陈颐低低笑了,移开落在桑萦微红双眼上的目光,慢慢道。
“什么都可以问吗?”她看向他。
“嗯。”陈颐应了一声。
“你为何会身中这种毒?”她犹豫片刻,小声问他。
“自出生时便有。”陈颐望向池壁外南山下,平静地回答道。
他年少时也曾为此感到不公,为何他生来便要受此折磨,只是到了今时今日,卿心,连同它带来的长达二十余年的痛楚,尽数化作他经历的一部分。

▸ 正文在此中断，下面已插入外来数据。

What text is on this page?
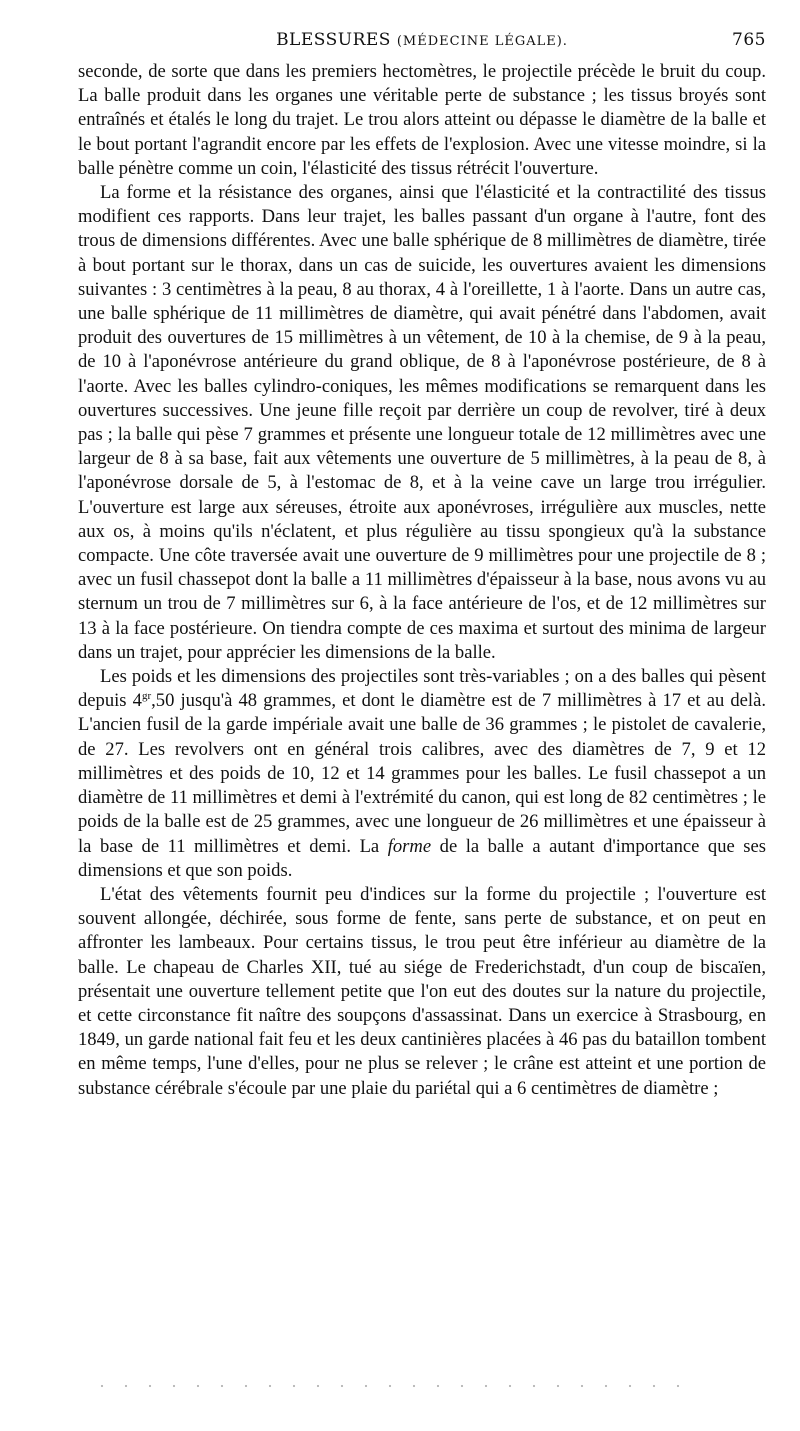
BLESSURES (MÉDECINE LÉGALE).	765

seconde, de sorte que dans les premiers hectomètres, le projectile précède le bruit du coup. La balle produit dans les organes une véritable perte de substance ; les tissus broyés sont entraînés et étalés le long du trajet. Le trou alors atteint ou dépasse le diamètre de la balle et le bout portant l'agrandit encore par les effets de l'explosion. Avec une vitesse moindre, si la balle pénètre comme un coin, l'élasticité des tissus rétrécit l'ouverture.

La forme et la résistance des organes, ainsi que l'élasticité et la contractilité des tissus modifient ces rapports. Dans leur trajet, les balles passant d'un organe à l'autre, font des trous de dimensions différentes. Avec une balle sphérique de 8 millimètres de diamètre, tirée à bout portant sur le thorax, dans un cas de suicide, les ouvertures avaient les dimensions suivantes : 3 centimètres à la peau, 8 au thorax, 4 à l'oreillette, 1 à l'aorte. Dans un autre cas, une balle sphérique de 11 millimètres de diamètre, qui avait pénétré dans l'abdomen, avait produit des ouvertures de 15 millimètres à un vêtement, de 10 à la chemise, de 9 à la peau, de 10 à l'aponévrose antérieure du grand oblique, de 8 à l'aponévrose postérieure, de 8 à l'aorte. Avec les balles cylindro-coniques, les mêmes modifications se remarquent dans les ouvertures successives. Une jeune fille reçoit par derrière un coup de revolver, tiré à deux pas ; la balle qui pèse 7 grammes et présente une longueur totale de 12 millimètres avec une largeur de 8 à sa base, fait aux vêtements une ouverture de 5 millimètres, à la peau de 8, à l'aponévrose dorsale de 5, à l'estomac de 8, et à la veine cave un large trou irrégulier. L'ouverture est large aux séreuses, étroite aux aponévroses, irrégulière aux muscles, nette aux os, à moins qu'ils n'éclatent, et plus régulière au tissu spongieux qu'à la substance compacte. Une côte traversée avait une ouverture de 9 millimètres pour une projectile de 8 ; avec un fusil chassepot dont la balle a 11 millimètres d'épaisseur à la base, nous avons vu au sternum un trou de 7 millimètres sur 6, à la face antérieure de l'os, et de 12 millimètres sur 13 à la face postérieure. On tiendra compte de ces maxima et surtout des minima de largeur dans un trajet, pour apprécier les dimensions de la balle.

Les poids et les dimensions des projectiles sont très-variables ; on a des balles qui pèsent depuis $4^{gr},50$ jusqu'à 48 grammes, et dont le diamètre est de 7 millimètres à 17 et au delà. L'ancien fusil de la garde impériale avait une balle de 36 grammes ; le pistolet de cavalerie, de 27. Les revolvers ont en général trois calibres, avec des diamètres de 7, 9 et 12 millimètres et des poids de 10, 12 et 14 grammes pour les balles. Le fusil chassepot a un diamètre de 11 millimètres et demi à l'extrémité du canon, qui est long de 82 centimètres ; le poids de la balle est de 25 grammes, avec une longueur de 26 millimètres et une épaisseur à la base de 11 millimètres et demi. La forme de la balle a autant d'importance que ses dimensions et que son poids.

L'état des vêtements fournit peu d'indices sur la forme du projectile ; l'ouverture est souvent allongée, déchirée, sous forme de fente, sans perte de substance, et on peut en affronter les lambeaux. Pour certains tissus, le trou peut être inférieur au diamètre de la balle. Le chapeau de Charles XII, tué au siége de Frederichstadt, d'un coup de biscaïen, présentait une ouverture tellement petite que l'on eut des doutes sur la nature du projectile, et cette circonstance fit naître des soupçons d'assassinat. Dans un exercice à Strasbourg, en 1849, un garde national fait feu et les deux cantinières placées à 46 pas du bataillon tombent en même temps, l'une d'elles, pour ne plus se relever ; le crâne est atteint et une portion de substance cérébrale s'écoule par une plaie du pariétal qui a 6 centimètres de diamètre ;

“那……杜温行说的那个同样身中卿心的病人,就是你吧?”
“嗯。”想到杜温行说那番话时望向他的眼神,陈颐面色淡淡,“他是故意说了试探我的反应。”
“他不是你的师长吗?”桑萦有些不解。
她师门中的那些长辈,待她都是很好的,甚至有几位长老,都是百十来岁的人了,还在她小时候陪着她在玉山上上下下捉山中的灵猴玩。
“只是算是师长,但到底立场不同,各自都有盘算,不仅他有,我也有。”
陈颐声音淡淡说道:“这么多年的情分是在的,心中权衡却也是有的。我们心知肚明,倒也相安无事。”
“真复杂。”桑萦低声喃道。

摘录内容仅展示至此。